Iowa and Illinois, the largest U.S. corn and soybean growing states, may be mostly dry this week after showers in some areas today, according to the National Weather Service. Conditions in the Midwest range from “abnormally dry” to “severe” drought after months of below-normal rain, according to the University of Nebraska at Lincoln’s U.S. Drought Monitor.
“The weather forecast for the U.S. gets worse and worse,” Nick Higgins, an analyst at Rabobank International, said in an interview in London. “It gets dry again this week, and that certainly creates some issues.”
Corn for July delivery rose 0.5 percent to $6.0075 a bushel on the Chicago Board of Trade by 10:59 a.m. London time. The most-active contract increased 8.4 percent last week. Soybeans for November delivery gained 0.5 percent to $13.3975 a bushel, after advancing 5.9 percent last week.
Prices gained before a report tomorrow in which the U.S. Department of Agriculture may cut its outlook for domestic corn supplies. Stockpiles before the 2013 harvest may be 1.743 billion bushels, or 7.3 percent less than forecast a month ago, according to a Bloomberg News survey of analysts.
South America Drought
China, the biggest soybean buyer, imported the most in five months in May as processors purchased more on concern that drought in South America would cut global supplies. Shipments rose 8.2 percent to 5.28 million metric tons from 4.88 million tons in April and compared with 4.56 million tons a year earlier, customs said in a statement yesterday. Purchases will rise to 6 million tons in June and reach a record 57 million tons in the year ending Sept. 30, according to researcher Grain.gov.cn.
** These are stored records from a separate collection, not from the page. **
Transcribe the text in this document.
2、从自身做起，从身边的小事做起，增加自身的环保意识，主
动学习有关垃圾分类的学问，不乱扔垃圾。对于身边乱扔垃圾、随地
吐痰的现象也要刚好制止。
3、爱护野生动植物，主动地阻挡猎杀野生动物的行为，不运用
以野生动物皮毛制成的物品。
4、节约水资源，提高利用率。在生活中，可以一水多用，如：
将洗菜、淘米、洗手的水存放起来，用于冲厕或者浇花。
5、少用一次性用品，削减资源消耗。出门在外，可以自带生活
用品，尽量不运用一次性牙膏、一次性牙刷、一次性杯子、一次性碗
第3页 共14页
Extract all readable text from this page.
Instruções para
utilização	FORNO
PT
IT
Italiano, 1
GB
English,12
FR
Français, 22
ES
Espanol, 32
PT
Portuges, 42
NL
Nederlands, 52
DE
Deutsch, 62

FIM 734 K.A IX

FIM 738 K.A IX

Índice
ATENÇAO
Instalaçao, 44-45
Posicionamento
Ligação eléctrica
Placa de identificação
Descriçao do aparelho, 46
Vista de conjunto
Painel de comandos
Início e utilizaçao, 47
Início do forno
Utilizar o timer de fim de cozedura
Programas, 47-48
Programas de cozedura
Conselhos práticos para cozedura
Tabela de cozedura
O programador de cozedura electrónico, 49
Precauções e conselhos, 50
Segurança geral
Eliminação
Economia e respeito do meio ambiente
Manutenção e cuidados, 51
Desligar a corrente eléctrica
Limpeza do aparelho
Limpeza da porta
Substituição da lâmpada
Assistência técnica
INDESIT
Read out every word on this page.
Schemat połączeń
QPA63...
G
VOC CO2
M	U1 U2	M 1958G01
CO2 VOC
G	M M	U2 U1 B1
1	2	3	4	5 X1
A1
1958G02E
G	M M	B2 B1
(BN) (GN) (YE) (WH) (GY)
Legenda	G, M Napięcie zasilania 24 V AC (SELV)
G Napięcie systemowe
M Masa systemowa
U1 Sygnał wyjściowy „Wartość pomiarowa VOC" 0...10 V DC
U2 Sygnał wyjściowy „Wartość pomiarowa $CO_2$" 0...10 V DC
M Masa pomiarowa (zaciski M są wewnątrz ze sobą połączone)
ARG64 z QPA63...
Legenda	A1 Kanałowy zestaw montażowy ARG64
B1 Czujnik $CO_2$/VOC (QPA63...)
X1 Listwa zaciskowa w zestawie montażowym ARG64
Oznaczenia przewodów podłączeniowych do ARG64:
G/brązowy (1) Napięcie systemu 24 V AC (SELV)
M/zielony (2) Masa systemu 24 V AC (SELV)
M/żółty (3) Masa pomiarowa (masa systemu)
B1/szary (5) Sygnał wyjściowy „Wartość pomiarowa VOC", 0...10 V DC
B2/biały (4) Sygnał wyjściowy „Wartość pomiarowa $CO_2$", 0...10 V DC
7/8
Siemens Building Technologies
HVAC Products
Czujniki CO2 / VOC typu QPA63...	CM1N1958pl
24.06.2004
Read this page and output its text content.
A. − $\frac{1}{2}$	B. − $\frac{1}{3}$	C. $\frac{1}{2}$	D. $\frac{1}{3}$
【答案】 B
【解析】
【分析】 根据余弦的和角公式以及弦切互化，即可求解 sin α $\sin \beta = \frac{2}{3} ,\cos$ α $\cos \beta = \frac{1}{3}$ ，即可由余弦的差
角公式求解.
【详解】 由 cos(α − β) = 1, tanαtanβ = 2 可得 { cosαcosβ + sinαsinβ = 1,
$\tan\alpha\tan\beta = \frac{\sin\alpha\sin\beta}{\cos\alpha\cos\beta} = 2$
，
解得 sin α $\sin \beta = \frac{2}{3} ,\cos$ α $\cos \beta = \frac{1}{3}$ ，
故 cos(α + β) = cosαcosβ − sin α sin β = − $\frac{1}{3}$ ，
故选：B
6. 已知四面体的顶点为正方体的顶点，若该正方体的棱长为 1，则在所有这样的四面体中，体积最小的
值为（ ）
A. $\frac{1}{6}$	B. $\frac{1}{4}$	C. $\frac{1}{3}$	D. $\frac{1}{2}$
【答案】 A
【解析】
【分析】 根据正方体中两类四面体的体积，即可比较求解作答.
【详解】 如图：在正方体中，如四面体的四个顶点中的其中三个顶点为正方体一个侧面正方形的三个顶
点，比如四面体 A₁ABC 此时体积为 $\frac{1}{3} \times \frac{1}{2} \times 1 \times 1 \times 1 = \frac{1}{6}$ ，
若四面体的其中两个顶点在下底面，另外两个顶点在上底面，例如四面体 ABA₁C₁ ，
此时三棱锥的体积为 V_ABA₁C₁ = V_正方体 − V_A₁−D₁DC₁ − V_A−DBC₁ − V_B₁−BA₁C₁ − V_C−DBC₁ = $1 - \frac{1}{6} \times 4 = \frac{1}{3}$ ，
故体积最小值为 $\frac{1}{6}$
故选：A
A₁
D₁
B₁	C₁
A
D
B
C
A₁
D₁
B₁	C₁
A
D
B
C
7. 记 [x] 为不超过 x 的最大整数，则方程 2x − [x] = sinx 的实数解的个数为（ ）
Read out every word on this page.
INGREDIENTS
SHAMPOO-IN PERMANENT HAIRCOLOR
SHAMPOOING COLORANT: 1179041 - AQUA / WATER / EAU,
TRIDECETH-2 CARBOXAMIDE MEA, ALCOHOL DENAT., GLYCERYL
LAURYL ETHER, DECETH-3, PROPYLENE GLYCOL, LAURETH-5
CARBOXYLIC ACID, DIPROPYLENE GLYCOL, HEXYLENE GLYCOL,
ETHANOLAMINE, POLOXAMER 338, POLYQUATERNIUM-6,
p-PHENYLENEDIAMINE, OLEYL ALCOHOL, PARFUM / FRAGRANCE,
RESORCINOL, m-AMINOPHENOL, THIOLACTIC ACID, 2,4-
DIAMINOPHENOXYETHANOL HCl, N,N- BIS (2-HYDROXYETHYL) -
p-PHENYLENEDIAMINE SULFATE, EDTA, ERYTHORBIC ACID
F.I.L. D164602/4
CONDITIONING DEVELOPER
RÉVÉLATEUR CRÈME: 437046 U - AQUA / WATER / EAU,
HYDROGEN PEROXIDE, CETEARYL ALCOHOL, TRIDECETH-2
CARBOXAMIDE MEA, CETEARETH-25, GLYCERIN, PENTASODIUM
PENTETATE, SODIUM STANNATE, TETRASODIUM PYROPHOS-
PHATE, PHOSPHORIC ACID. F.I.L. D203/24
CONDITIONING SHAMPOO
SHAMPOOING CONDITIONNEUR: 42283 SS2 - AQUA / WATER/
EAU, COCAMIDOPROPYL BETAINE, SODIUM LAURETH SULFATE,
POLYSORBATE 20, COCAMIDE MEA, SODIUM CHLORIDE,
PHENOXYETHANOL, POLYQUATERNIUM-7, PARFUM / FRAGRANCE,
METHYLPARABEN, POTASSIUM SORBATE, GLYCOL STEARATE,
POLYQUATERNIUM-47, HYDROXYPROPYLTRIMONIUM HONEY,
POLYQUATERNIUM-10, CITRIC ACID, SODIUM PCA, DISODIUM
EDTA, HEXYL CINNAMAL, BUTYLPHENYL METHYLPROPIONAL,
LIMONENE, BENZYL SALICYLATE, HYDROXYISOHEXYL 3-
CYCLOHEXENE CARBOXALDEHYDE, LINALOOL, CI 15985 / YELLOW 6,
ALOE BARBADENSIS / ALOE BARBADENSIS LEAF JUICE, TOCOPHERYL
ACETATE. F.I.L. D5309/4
Wheat for July delivery rose 0.8 percent to $6.35 a bushel in Chicago, extending last week’s 2.9 percent advance. In Paris, November-delivery milling wheat gained 0.2 percent to 210 euros ($264.15) a ton on NYSE Liffe.
Global wheat stockpiles may drop to 185.06 million tons on June 1, 2013, down 6.1 percent from a year earlier, according to the Bloomberg survey before the USDA report tomorrow. Dry weather has threatened output from the U.S. to Russia.